Assuming a witness is required, does that have to be a Notar, or can it be done at a Post Office or bank?
Mariposa
The post office gives out little credit card sized templates for a Vollmacht. You can then check on the card which kind of mail your friend is allowed to pick up etc. Just go to the post office and they should be able to give you one of those. I left one with my parents, even though they told me at the post office that my parents (as they have the same registered address and last name) can accept all mail for me anyway.
(The post office does not require it to be notarized.)

Edit: I just saw the original post is kind of old, so nevermind my response I guess. I'll leave it up for others who might find the information helpful.
Malcolm Spudbury
What about a Vollmacht for stuff other than collecting mail, i.e. "alle erforderlichen Behördengänge" as mentioned in the template that I linked to? Would that need to be notarised? If so, who else can do it apart from a notar?

Edit: yeah, I revived this old topic rather than starting a new one and getting keydecked about it.
Rilana
I don't know about all types of Behörde stuff, but I do know that it does not need to be notarized for the Anmeldung as I've done this before.
Mariposa
I think that depends on the Behörde (i.e. you might want to call the ones in question and ask). But anyway, according to this Wiki article it seems that in Bavaria only a notar can notarize documents / signatures.

Die öffentliche Beglaubigung (§ 129 BGB) vollzieht ein Notar. Er vermerkt auf der Urkunde, welche Person die dortige Unterschrift oder das Handzeichen vollzogen oder anerkannt hat.
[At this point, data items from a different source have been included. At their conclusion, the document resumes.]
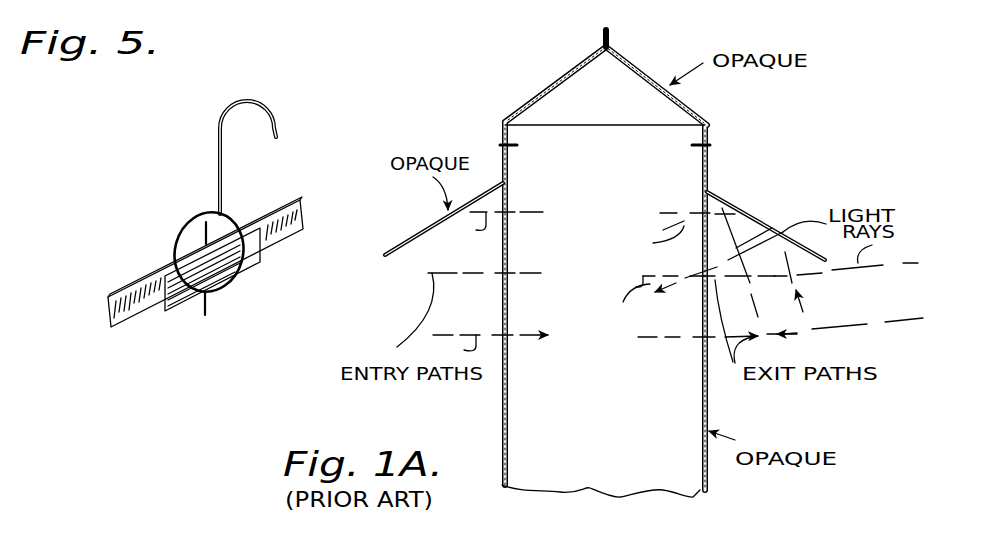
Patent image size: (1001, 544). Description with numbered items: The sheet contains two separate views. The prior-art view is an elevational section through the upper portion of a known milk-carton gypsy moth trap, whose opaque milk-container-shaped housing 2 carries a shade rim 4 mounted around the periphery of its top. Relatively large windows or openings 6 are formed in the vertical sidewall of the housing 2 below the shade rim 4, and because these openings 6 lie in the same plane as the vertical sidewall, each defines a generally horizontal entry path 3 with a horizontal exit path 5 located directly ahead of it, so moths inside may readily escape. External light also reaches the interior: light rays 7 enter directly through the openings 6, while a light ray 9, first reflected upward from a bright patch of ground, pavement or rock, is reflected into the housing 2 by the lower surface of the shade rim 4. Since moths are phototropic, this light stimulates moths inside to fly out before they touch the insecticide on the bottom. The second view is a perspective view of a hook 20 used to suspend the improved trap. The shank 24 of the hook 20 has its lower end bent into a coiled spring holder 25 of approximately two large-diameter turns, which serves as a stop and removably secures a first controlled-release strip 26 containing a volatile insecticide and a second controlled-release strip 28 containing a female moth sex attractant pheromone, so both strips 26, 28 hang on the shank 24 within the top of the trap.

In FIG. 5, the hook 20 is at (279, 123).
In FIG. 5, the shank 24 is at (218, 157).
In FIG. 5, the coiled spring holder 25 is at (184, 233).
In FIG. 5, the first controlled-release strip 26 is at (122, 290).
In FIG. 5, the second controlled-release strip 28 is at (185, 304).
In FIG. 1A, the housing 2 is at (707, 467).
In FIG. 1A, the entry path 3 is at (430, 273).
In FIG. 1A, the shade rim 4 is at (405, 237).
In FIG. 1A, the exit path 5 is at (668, 212).
In FIG. 1A, the openings 6 is at (508, 205).
In FIG. 1A, the light rays 7 is at (860, 323).
In FIG. 1A, the light ray 9 is at (700, 272).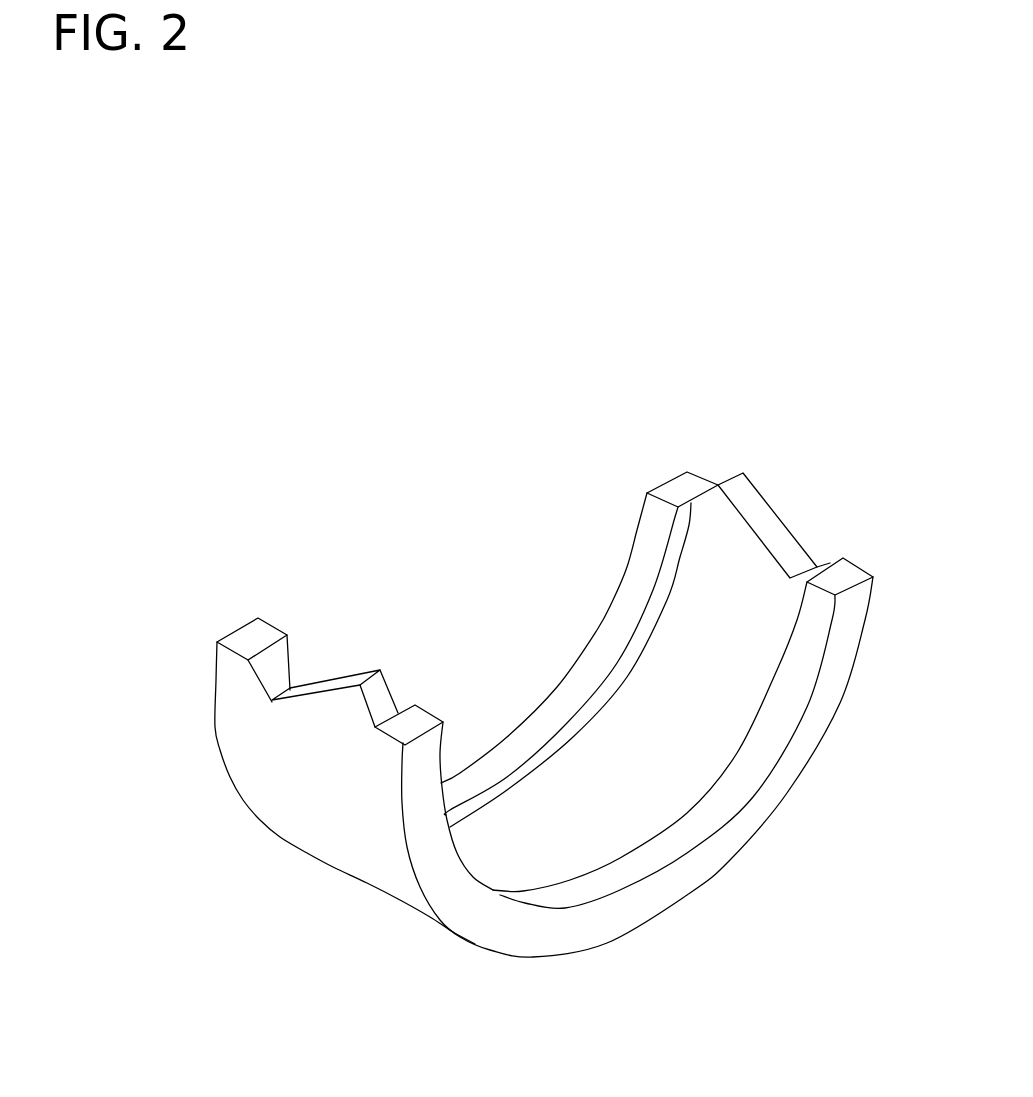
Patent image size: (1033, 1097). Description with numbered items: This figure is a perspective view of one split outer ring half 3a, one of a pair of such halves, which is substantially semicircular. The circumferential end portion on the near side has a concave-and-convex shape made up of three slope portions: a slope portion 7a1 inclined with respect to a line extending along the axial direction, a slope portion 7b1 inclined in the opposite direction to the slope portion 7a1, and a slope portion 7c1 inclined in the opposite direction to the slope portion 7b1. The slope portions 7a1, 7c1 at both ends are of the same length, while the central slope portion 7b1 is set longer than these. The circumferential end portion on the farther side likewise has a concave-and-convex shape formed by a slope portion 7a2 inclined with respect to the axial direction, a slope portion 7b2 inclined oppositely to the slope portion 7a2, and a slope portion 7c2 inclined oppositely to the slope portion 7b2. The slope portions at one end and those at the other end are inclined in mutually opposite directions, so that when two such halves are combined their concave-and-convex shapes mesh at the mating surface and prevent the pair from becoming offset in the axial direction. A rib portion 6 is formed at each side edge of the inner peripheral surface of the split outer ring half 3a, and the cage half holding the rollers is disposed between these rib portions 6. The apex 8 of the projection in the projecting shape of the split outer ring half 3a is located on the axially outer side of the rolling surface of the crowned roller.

Die öffentliche Beglaubigung kann durch eine notarielle Beurkundung der Erklärung ersetzt werden.

Seit 1. Juli 2005 sind ebenfalls die Urkundspersonen der Betreuungsbehörde für die Beglaubigungen von Unterschriften oder Handzeichen unter Vorsorgevollmachten und Betreuungsverfügungen zuständig (§ 6 Betreuungsbehördengesetz - BtBG).

Für Unterschriftsbeglaubigungen sind in einigen Bundesländern nach Landesrecht auch weitere Personen bestellt, z.B. die Ortsgerichtsvorsteher in Hessen und die Ratsschreiber in Baden-Württemberg sowie Ortsbürgermeister und Gemeindeverwaltungen in Rheinland-Pfalz.
If I understand the second paragraph correctly, you could also get the Behörde that the Vollmacht is for to notarize your signature.
Rilana
sure, but that refers to beglaubigungen and not all power of attorneys require this. For the one for the Einwohnermeldeamt, not even a witness signature was required (when I did it).
Mariposa
I don't know about all types of Behörde stuff, but I do know that it does not need to be notarized for the Anmeldung as I've done this before.
To be honest, I think a lot of Behörden are very informal about stuff (even though technically they are not supposed to be), so I would not give any general advice on this. I know I was able to deregister my second Wohnsitz by e-mail (i.e. without signing anything) and they sent me a jpeg of the confirmation, and I just also applied for the second ballot for the Landrat election by e-mail (to have it sent to the same address as the first ballot), but not all Behörden might be so nice about it, I would never tell anyone they can definitely deregister by e-mail, even though I was able to.

Edit: I know not all places require a notarized power-of-attorney which is why I said to call and ask. However, if in doubt, and if it is about important matters, I'd rather get the notarized power-of-attorney and be over-prepared than somehow not be able to get something important done because the Vollmacht was missing the notarization.
lazybum
Me and my Mrs have them for each other.
Just go to a Notar and they draw it up and witness it... takes a few minutes.
smurf
If a Wife does a Vollmacht to give permission to her Husband to look after her property must they have a notar, lawyer official witness it or can anyone witness it neighbour, friend, man off the street. Ta
Bob Loblaw
That depends entirely on what he should be able to do with the Vollmacht. For everyday life you don't need a notarized Vollmacht, but if she wants him to be able to sell her real estate for example a notarized Vollmacht is a must.